The UK government regularly trots out its long-standing commitment to phase out coal power by 2025 as an example of its commitment to tackling climate change.
Evidently, this continues to really bug a fringe set of MPs.
A cross-party group of MPs have signed an early-day motion that says “coal can be, and should be, part of that UK low carbon energy generation mix beyond 2025” — effectively signalling their opposition to the government’s plan.
18 MPs initially signed the motion — though two have since asked to have their signatures removed after being alerted to the motion by DeSmog UK, saying they were added in error.
Their votes would appear to go against party policy. Labour has previously expressed its support for the coal phase-out, alongside additional support for clean energy.
Alan Whitehead, Shadow Minister for Energy and Climate Change, told DeSmog UK that, “Labour strongly believes that coal should be completely phased out by 2025, if not before, and a future Labour government would enforce this rule.”
He added that while the party “sympathises with a desire to make carbon capture, storage, and utilisation (CCSU) work for conventional power, there is no prospect that CCSU can be in place before the 2025 unabated coal phase out, and no case for maintaining unabated coal on the system in case it comes along on the end.”
“However CCSU technology will be important in the future for a variety of industries as well as heat and power generation to create negative emissions with the potential to create new markets and business opportunities”, he said.
Wilson is a former environment minister in Northern Ireland, who believes human-caused climate change is a “gigantic con” and an “hysterical semi-religion”, and denies that there is a scientific consensus on the causes of climate change.
The Conservative government currently rely on DUP votes to pass key pieces of legislation in parliament.
Three Scottish Nationalist Party MPs have also signed the motion.
One of those is Chris Law, the SNP’s Climate Justice and International Development spokesperson. Law told DeSmog UK that he voted for the motion because:
“There are coal fired power stations in the UK and across Europe particularly in Germany and Poland.”
“Although clean coal technology is relatively new – it is emerging in Canada and the US.”
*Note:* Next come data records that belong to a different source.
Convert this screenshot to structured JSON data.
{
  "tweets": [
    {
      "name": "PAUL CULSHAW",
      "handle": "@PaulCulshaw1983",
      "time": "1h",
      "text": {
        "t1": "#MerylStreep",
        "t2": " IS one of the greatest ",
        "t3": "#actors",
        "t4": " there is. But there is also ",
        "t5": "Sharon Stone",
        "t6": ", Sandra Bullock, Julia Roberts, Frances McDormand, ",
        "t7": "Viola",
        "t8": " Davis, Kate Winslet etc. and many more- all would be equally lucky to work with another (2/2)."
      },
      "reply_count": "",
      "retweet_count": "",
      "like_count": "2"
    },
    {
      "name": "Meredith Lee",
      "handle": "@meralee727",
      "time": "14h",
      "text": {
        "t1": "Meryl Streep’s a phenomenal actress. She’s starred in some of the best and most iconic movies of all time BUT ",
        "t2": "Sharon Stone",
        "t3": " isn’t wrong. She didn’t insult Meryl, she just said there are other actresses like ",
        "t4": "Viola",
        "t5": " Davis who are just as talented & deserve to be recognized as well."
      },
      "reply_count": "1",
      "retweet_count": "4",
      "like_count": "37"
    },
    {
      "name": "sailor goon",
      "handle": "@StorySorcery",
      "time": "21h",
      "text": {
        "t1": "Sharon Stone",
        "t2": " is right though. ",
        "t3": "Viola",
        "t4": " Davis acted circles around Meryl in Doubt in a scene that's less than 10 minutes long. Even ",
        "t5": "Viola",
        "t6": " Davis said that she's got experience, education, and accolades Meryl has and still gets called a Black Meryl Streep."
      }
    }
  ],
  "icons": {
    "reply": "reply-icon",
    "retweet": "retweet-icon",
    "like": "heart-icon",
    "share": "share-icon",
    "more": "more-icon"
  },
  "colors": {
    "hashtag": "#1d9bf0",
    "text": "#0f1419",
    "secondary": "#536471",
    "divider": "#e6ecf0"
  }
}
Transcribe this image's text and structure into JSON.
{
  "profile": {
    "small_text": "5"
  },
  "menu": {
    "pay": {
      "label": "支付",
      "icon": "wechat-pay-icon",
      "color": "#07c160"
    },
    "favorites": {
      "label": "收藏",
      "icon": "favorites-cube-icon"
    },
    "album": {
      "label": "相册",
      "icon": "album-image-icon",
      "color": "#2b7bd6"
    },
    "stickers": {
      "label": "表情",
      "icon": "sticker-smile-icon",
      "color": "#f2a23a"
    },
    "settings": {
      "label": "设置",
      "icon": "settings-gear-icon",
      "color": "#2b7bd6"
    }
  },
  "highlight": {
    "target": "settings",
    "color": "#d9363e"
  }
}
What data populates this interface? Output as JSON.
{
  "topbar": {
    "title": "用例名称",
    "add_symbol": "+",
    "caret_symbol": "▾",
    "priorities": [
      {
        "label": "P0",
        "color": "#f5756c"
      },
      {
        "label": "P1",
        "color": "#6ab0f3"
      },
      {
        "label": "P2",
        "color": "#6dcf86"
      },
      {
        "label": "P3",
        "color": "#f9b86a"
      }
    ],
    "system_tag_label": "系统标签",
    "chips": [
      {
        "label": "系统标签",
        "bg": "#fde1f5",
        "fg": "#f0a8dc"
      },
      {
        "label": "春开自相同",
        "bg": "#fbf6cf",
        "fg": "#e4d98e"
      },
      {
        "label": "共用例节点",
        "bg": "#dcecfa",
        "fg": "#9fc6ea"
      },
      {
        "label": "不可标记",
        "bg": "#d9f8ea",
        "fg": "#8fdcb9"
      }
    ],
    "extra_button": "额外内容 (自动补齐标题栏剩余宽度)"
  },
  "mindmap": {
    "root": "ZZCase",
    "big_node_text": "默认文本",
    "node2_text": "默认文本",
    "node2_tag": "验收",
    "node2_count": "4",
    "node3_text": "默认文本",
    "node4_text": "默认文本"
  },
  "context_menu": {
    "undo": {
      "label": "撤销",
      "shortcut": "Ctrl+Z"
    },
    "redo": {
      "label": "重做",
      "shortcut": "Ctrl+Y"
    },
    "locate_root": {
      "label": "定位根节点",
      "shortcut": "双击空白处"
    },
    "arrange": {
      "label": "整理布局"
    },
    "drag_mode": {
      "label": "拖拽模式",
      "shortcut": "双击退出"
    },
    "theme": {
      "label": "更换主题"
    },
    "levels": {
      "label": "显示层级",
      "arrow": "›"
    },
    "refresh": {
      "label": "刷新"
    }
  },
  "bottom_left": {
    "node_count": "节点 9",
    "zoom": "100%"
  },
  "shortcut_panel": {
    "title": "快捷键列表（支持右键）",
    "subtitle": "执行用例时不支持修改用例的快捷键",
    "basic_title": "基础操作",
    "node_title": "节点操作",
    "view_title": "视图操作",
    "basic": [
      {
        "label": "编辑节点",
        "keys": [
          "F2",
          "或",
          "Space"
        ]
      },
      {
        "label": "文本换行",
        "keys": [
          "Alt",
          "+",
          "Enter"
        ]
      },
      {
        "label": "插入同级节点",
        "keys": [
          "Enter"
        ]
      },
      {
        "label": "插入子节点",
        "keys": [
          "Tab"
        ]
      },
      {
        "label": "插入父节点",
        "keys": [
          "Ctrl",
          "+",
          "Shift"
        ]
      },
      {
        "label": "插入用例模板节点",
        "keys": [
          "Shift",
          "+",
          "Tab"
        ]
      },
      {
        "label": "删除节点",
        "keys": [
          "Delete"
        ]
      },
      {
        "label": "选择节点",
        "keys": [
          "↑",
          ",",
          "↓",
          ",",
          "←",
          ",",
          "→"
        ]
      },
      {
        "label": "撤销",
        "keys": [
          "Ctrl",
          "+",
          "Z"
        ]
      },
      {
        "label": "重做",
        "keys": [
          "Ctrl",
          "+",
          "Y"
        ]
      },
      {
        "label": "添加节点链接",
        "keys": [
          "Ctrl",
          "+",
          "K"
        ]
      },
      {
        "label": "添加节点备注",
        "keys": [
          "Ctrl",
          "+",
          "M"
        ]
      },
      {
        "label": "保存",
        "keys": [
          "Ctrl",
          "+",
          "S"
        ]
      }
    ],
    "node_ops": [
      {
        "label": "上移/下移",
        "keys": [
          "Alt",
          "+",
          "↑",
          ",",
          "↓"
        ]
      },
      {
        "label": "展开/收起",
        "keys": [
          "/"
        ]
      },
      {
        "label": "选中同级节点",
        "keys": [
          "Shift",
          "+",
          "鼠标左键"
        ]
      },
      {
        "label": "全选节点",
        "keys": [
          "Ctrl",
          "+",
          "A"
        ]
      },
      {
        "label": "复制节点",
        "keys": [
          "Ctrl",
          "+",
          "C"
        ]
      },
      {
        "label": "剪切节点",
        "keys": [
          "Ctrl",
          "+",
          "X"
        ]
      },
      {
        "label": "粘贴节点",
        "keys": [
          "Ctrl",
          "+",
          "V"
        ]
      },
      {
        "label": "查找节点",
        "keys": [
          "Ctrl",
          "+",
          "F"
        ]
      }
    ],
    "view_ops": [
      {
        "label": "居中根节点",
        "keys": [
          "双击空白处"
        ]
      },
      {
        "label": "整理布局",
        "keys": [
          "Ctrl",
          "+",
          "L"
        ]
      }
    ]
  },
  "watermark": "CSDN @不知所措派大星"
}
“As climate justice spokesperson, the biggest threat is the continuing growth of CO2 gases and it’s clear that all must be done to ensure energy supply and a reduction in these gases.”
Coal is the most polluting fuel of all, and is linked to hundreds of thousands of premature deaths each year through associated air pollution.
The SNP told DeSmog UK that another of its MP’s, John McNally, had his name added in error and has now had his signature removed.
The one Liberal Democrat to sign the motion, Christine Jardine, told DeSmog UK it was also an “administrative error” and that her signature would be removed.
None of the other MPs that voted for the motion responded to DeSmog UK’s request for comment.
Conservative MP Simon Clarke was quick to criticise his colleagues on the opposition benches.
He tweeted that it was “absolutely wrong” for Labour MPs to vote for the motion and “entirely right” that the government should seek to end the use of coal power.
Absolutely wrong for so many #Labour MPs to be backing keeping high polluting #coal beyond 2025 – @Conservatives are entirely right to be showing global leadership on ending its use. Lots of alternatives to coal that are both cheaper and won’t poison our planet. https://t.co/yyrgNFQRgS
— Simon Clarke MP (@SimonClarkeMP) February 27, 2018
Early day motions are a way for MPs to put on record their views on a particular subject, and potentially drum up support and publicity for their position.
There is no formal rule about how many signatures are needed for a motion to get debated on the floor of the House of Commons — though the vast majority never are.
Campbell’s early day motion states that “with commercially deployable carbon capture, utilisation and storage (CCUS) and ultra-super critical coal fired power stations”, the fuel should continue to be part of the UK’s energy mix beyond 2025.
But the UK cancelled a £1 billion competition designed to catalyse the technology back in 2015, and the technology remains unproven at scale.
Jonathan Marshall, energy analyst with the Energy and Climate Intelligence Unit thinktank, told DeSmog UK that even with such technology, coal power stations would not meet the emissions limit outlined in the government’s coal phase out plan.
He said: “Even the most up to date coal technology will fall well foul of the 2025 pledge. This sort of kit does not exist in the UK, so would need to be built afresh, before being shut down inside a couple of years. No investor would give this notion the time of day, especially without a route to market for carbon capture.”
The motion also says “coal provides low cost electricity generation capacity, thereby helping keep consumer bills low and maintaining electricity market flexibility”.
But this is not true, according to Marshall.
“Even if it was built in the UK, the cost of generating power from coal is now undercut by that from gas, which is set to be increasingly outcompeted by renewable technologies.
“Building new capacity or propping up our ageing coal fleet even longer not only boosts pollution, but delays building new, low-cost and low-carbon generating capacity which is springing up in vast quantities around the world.”